Après avoir reconnu qu’aujourd’hui il ne « demeure […] aucune [des] indications [de l’épisiotomie] », le Dr. Goffinet propose de la réserver « aux cas où le périnée semble prêt à se rompre »… Aucun des 229 articles scientifiques (traitant de l’épisiotomie) dont les références sont en consultation libre sur notre base de données ne justifie ce rôle protecteur du périnée. Il est édifiant, à titre d’exemple, de comparer l’étude de Leeuw et collègues [1] à celle réalisée en Suède par Rockner & Fianu-Jonasson [2]. Avec 34% d’épisiotomies (parités confondues) aux Pays-Bas, les pourcentages de déchirures sévères étaient de 2,7% pour les primipares et 1,3% pour les multipares. En Suède, avec des taux d’épisiotomies de 6,6% pour les primipares et 1% pour les multipares, les taux de déchirures graves descendaient à 2,3% et 0,6% respectivement. Les chercheurs suédois ont par ailleurs confirmé, dans le cadre de cette étude à grande échelle, une corrélation significative entre l’épisiotomie et l’occurence de déchirures sévères.
Statistiquement, l’épisiotomie est associée à un taux plus important de déchirures périnéales. Il est donc inquiétant d’entendre un porte-parole du CNGOF annoncer qu’un taux « raisonnable » d’épisiotomies se situerait aux alentours de 30%. C’était en effet le taux affiché aux Pays-Bas en 1995, dont nous venons de souligner les conséquences iatrogènes en comparaison avec la Suède. C’est aussi le taux actuel aux Etats-Unis et au Canada, un taux dont Lede et collègues, dès 1996, ont démontré (parmi d’autres) l’absence totale de justification [3].
Il n’est pas inutile de rappeler que la pratique d’un geste chirurgical est soumise au consentement éclairé de la patiente après une information complète sur les bénéfices et les risques encourus. Si les bénéfices de l’épisiotomie prophylactique n’ont jamais été démontrés, les conséquences de ce geste mutilatoire peuvent être dramatiques sur le long terme. Nous invitons les lecteurs à consulter les nombreuses références scientifiques et les témoignages de femmes sur le site « Épisiotomie » où figure une réponse plus détaillée à cet article.
L’information donnée aux futures mères lors des séances de préparation à l’accouchement, pour ce qui concerne l’épisiotomie et la protection du périnée, est dans de nombreux cas contraire aux données probantes des études scientifiques. Quelles que soient les recommandations du CNGOF, il restera donc beaucoup de travail à faire en amont, au niveau de la formation des professionnels de la médecine. Le 6 septembre 2005, nous sommes intervenus à ce sujet auprès de M. Didier Houssin, à la Direction Générale de la Santé, pour demander l’abrogation d’un article de l’Arrêté du 21 décembre 2001 faisant obligation pour les élèves sages-femmes de pratiquer au minimum 30 épisiotomies pour un minimum de 80 accouchements (voir document).
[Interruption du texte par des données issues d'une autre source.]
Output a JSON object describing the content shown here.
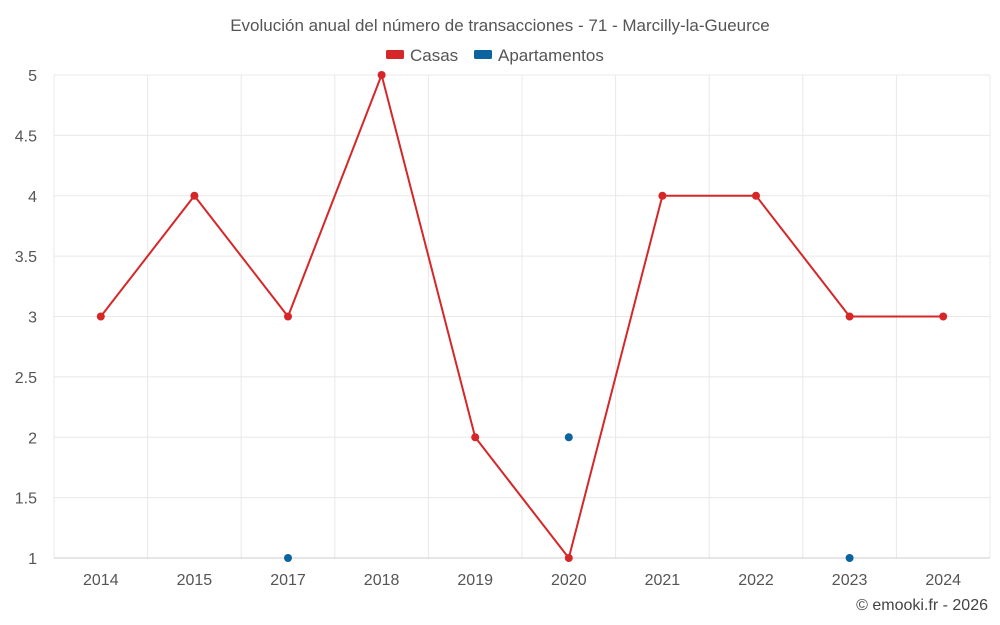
{
  "chart_data": {
    "type": "line",
    "title": "Evolución anual del número de transacciones - 71 - Marcilly-la-Gueurce",
    "categories": [
      "2014",
      "2015",
      "2017",
      "2018",
      "2019",
      "2020",
      "2021",
      "2022",
      "2023",
      "2024"
    ],
    "y_ticks": [
      "1",
      "1.5",
      "2",
      "2.5",
      "3",
      "3.5",
      "4",
      "4.5",
      "5"
    ],
    "ylim": [
      1,
      5
    ],
    "grid": true,
    "legend_position": "top-center",
    "series": [
      {
        "name": "Casas",
        "color": "#d62728",
        "line": true,
        "values": [
          3,
          4,
          3,
          5,
          2,
          1,
          4,
          4,
          3,
          3
        ]
      },
      {
        "name": "Apartamentos",
        "color": "#0b64a0",
        "line": false,
        "values": [
          null,
          null,
          1,
          null,
          null,
          2,
          null,
          null,
          1,
          null
        ]
      }
    ]
  },
  "credit": "© emooki.fr - 2026"
}
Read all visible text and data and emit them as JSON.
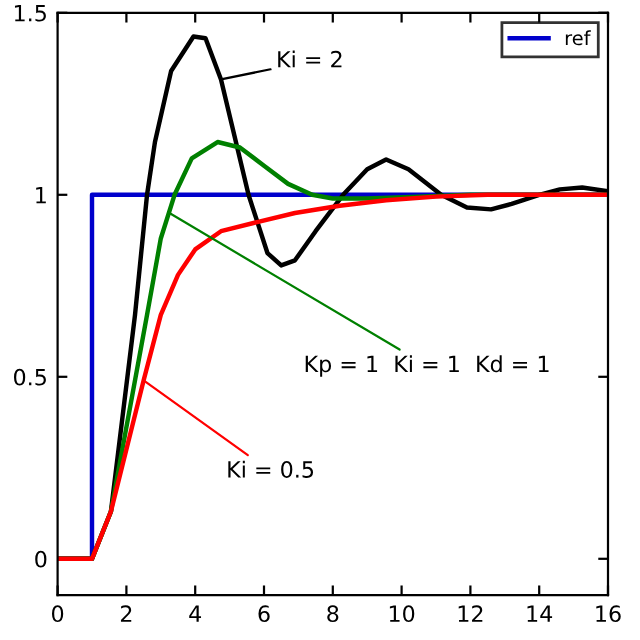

Un des objectifs de l’obstétrique française, et dans une certaine mesure son honneur aussi, ne serait-il pas qu’un maximum de femmes sortent de nos maternités avec un périnée intact ?
Le Groupe de travail « Épisiotomie » du Collectif interassociatif autour de la naissance (CIANE) : Françoise Bardes, Bernard Bel, Paul Cesbron, Caroline Fel, Gilles Gaebel, Cécile Loup, Max Ploquin, Blandine Poitel, Chantal Schouwey, Patrick Stora.
[1] J.W. de Leeuw, P.C. Struijk, M.E. Vierhout, H.C.S. Wallenburg. Risk factors for third degree perineal ruptures during delivery. BJOG, 2001, 108, 4, p. 383. Étude sur 284 783 accouchements vaginaux.
[2] G. Rockner, A. Fianu-Jonasson. Changed pattern in the use of episiotomy in Sweden. BJOG, 1999, 106, 2, p. 95–101. Étude sur 10 661 accouchements vaginaux.
[3] Roberto L. Lede, Jose M. Belizan, Guillermo Carroli. Is routine use of episiotomy justified ? American Journal of Obstetrics and Gynecology, 1996, 174, 5, p. 1399–1402. http://www.gentlebirth.org/archives/episstdy.html
À noter que cette réponse, diffusée à plusieurs centaines de destinataires, n’a reçu aucun écho dans la presse, mis à part les Dossiers de l’Obstétrique, N°346, février 2006, p.35.